Single by David Essex

from the album David Essex
- B-side: "Window"
- Released: 27 September 1974
- Genre: Glam rock; pop rock;
- Length: 3:47
- Label: CBS
- Songwriter: David Essex
- Producer: Jeff Wayne

David Essex singles chronology
| "America" (1974) | "Gonna Make You A Star" (1974) | "Stardust" (1974) |

= Gonna Make You a Star =

"Gonna Make You A Star" is a pop/rock recording by David Essex. Written by David Essex and produced by Jeff Wayne, "Gonna Make You a Star" was Essex's first number one, spending three weeks at the top of the UK Singles Chart in November 1974. It peaked at number 105 on the Billboard Hot 100 chart in the USA. The record featured prominent use of the synthesizer.
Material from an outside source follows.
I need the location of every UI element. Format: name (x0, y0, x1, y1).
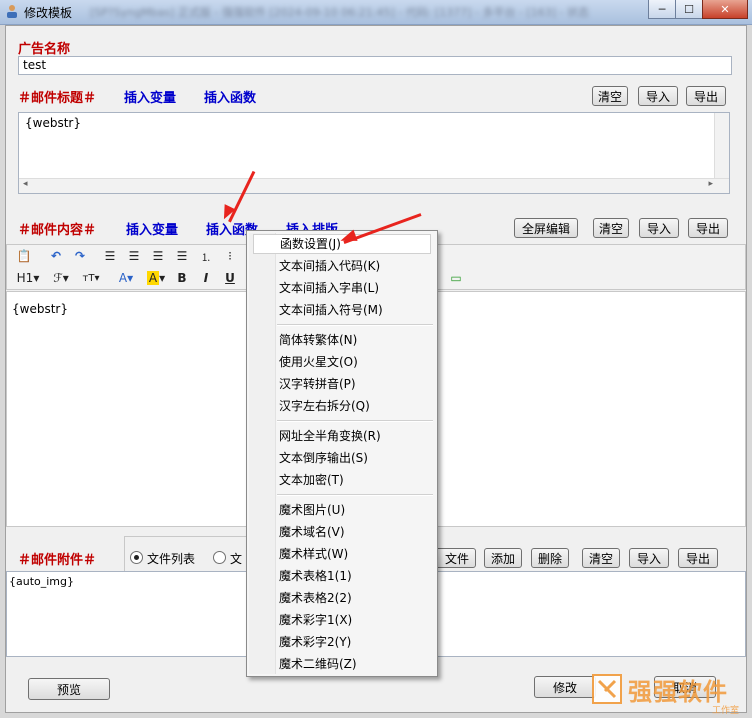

In 2007 the song was released in a version by Lee Mead, winner of the Any Dream Will Do BBC One TV competition, which was shown in spring 2009 in the US on BBC America. Mead then starred in the title role for 18 months in Andrew Lloyd Webber's West End revival of Joseph and the Amazing Technicolor Dreamcoat. British comedian Peter Kay had his character Marc Park release Gonna Make You a Star as his first single after winning the fictional Talent Trek competition in his 2000 Channel 4 spoof documentary series That Peter Kay Thing.

The song was featured in Essex's jukebox musical All the Fun of the Fair.

==Charts==

===Weekly charts===

| Chart (1974–1975) | Peak position |
|---|---|
| Australian Singles (Kent Music Report) | 4 |
| Belgium (Ultratop 50 Flanders) | 16 |
| Belgium (Ultratop 50 Wallonia) | 44 |
| Ireland (IRMA) | 1 |
| Netherlands (Single Top 100) | 14 |
| UK Singles (Official Charts) | 1 |
| West Germany (GfK) | 43 |

===Year-end charts===

| Chart (1975) | Peak position |
|---|---|
| Australian Singles (Kent Music Report) | 46 |

== Certifications ==

| Region | Certification | Certified units/sales |
| United Kingdom (BPI) | Gold | 500,000^{^} |
^{^} Shipments figures based on certification alone.